Выбрать главу

Неизвестно, кого так ещё и любили на Москве, как митрополита Петра!

Выслушав про сон, владыка не стал показывать важность иль задумчивый вид. Он вообще прост был и тих, как самый смирный и бедный монах. Замечали, что, когда у него спрашивали совета, он не делался глубокомыслен, отвечал почти сразу, лишь чуть помедлив, будто слушая чью-то подсказку. А уж кто ему подсказывал, и помыслить боялись.

   — Сон твой вот что, — сказал он Ивану Даниловичу. — Гора — ты, а снег — я. Допрежь тебя я растаю, допрежь тебя уйду. И будет это скоро. Скорей, чем кто-либо ждёт.

   — Владыка, — поразился Иван, — тебе и такое ведомо? Страшно мне тебя слушать.

   — Ты думаешь, князь, мужество — это только в бою иль в делах государственных надобно? Старость, просто человеческая старость мужества требует.

   — Какого мужества, святитель? О чём ты говоришь?

   — А на Суд Божий предстать не страшнее ли рати? За грехи-то ответ держать?

   — Человек оправдывается верой, — сказал Иван Данилович.

   — Человек оправдывается делами! — может быть, впервые в жизни столь жёстко возразил митрополит.

...Он скончался вскоре, на молитве, с воздетыми к небу руками. Руки вдруг упали, и сам он упал бездыханно. Было это вьюжной декабрьской ночью. Во всех московских церквах звонили в колокола для путников, сбившихся в дороге. Пытались зажигать факелы на кремлёвских звонницах, но безуспешно — задувало ветром. Иван Данилович находился в это время в отсутствии, поспел только к самому выносу. Почившего погребли в приготовленном им самим склепе в недостроенном храме Успения. Произволением Божиим суждено было этому храму стать самым главным собором на Руси, пережить многие века славы, войны и разорения, поновляться, гореть, отстраиваться вновь, быть даже временно закрытым для богослужения, но всегда и вовеки оставаться самым главным собором в сознании православного люда.

Царственным великолепием сияют купола и кресты Успенского собора в Кремле, где тихо покоится смиренный здатель его.

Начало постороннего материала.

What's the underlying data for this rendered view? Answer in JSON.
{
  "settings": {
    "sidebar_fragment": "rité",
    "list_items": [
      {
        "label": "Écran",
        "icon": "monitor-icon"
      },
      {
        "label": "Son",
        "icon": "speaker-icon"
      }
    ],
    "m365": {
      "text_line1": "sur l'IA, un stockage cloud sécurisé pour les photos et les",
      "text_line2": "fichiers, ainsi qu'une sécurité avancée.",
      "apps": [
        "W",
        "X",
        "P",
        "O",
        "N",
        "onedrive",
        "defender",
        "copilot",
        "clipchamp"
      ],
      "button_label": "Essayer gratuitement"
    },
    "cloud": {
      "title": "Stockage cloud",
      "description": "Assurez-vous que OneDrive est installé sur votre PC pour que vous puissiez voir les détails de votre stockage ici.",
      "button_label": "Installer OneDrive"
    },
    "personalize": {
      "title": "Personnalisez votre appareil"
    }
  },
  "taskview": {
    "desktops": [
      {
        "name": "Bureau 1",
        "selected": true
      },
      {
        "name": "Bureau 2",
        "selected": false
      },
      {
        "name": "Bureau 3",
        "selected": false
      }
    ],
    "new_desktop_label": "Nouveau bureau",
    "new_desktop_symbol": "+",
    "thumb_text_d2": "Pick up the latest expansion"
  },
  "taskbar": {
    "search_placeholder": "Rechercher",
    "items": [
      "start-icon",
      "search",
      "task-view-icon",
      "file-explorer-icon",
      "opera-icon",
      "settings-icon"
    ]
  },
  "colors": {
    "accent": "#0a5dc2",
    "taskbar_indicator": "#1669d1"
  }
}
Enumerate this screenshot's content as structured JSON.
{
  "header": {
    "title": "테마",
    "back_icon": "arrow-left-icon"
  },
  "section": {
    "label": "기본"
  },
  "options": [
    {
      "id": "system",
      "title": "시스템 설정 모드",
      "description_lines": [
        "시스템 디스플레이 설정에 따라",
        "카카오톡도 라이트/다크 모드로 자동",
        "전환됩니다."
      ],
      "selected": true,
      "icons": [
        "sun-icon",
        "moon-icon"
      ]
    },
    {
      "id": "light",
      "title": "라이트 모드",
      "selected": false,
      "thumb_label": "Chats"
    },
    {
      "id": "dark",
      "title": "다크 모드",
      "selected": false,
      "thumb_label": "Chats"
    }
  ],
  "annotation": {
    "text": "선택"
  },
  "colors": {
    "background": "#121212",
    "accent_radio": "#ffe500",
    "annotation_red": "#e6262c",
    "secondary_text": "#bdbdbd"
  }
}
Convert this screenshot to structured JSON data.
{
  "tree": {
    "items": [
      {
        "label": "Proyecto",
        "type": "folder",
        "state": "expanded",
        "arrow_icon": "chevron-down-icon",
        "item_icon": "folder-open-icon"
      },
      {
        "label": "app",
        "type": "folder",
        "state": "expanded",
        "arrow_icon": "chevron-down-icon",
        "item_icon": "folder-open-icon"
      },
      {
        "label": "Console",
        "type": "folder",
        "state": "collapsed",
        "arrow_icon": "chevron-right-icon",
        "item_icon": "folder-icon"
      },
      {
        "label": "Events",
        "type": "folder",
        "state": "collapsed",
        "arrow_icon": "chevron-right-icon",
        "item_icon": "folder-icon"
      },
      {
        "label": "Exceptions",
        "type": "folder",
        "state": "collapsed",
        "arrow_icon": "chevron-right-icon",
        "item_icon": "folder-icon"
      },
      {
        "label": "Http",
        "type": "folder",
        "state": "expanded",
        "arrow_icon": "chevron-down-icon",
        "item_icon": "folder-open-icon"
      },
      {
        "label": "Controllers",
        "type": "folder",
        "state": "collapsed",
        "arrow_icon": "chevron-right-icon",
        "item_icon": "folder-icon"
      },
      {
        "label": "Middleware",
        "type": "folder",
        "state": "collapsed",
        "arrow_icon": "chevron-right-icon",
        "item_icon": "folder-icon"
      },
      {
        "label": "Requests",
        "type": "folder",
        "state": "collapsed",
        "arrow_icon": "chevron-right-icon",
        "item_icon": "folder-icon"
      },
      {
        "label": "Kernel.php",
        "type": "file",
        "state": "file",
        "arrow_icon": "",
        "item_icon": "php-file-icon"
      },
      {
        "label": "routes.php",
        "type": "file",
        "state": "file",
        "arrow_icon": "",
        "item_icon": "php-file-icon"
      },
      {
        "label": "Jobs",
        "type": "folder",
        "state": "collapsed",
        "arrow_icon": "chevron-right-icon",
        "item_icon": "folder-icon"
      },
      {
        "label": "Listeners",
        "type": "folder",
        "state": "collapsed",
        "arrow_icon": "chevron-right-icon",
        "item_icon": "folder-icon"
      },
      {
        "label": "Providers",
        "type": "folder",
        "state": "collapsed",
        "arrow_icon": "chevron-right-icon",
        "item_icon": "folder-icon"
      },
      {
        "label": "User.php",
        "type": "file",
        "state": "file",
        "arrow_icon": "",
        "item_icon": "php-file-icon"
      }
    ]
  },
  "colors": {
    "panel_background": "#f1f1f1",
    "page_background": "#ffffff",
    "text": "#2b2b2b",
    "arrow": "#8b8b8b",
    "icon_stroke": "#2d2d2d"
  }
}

Вспомни о нас, святый отче, и не оставь молитвами твоими!

В день похорон незаконченный храм освещали только слабые огоньки свечей в руках провожающих. Сквозь щели временного покрытия залетали снежинки, кружились и плавали по высоте, потом опускались ниже, таяли и смешивались со слезами на лицах. Порывистый вой пурги заглушал мёрзлые голоса окрестных колоколов, скрипел снег под ногами — много его натащили, пар от дыхания свивался белыми клубами и оседал инеем на пустых нерасписанных стенах. Певчие пели простуженно и нестройно. В толпе, забившей притворы, часто слышались кашель и рыдания. Мрачно и строго свершался обряд погребения.

После скромных, ввиду Рождественского поста, поминок престарелый тысяцкий Протасий Вельяминов огласил завещательную волю покойного, высказанную изустно за день до внезапной кончины: собственноручно написанные две иконы Божией Матери — Успенскому собору, панагия с лалом и ониксом, саккос из лазоревого атласа, епитрахиль из гвоздичной камки, обнизанная мелким жемчугом, архиерейский жезл с двурогой рукоятью — всё это в ризницу митрополичью. Нательный крест — особое благословение князю Ивану Даниловичу и роду его, дабы благословлять сим крестом старших сыновей. Это были все ценности, коими владел митрополит, не считая ещё богослужебной шапки. Личные вещи, как-то: утиральники, чаши, будние ряски — святитель когда-то уже успел раздарить по бедному священству, по монахам, кое-что и нищим московским перепало.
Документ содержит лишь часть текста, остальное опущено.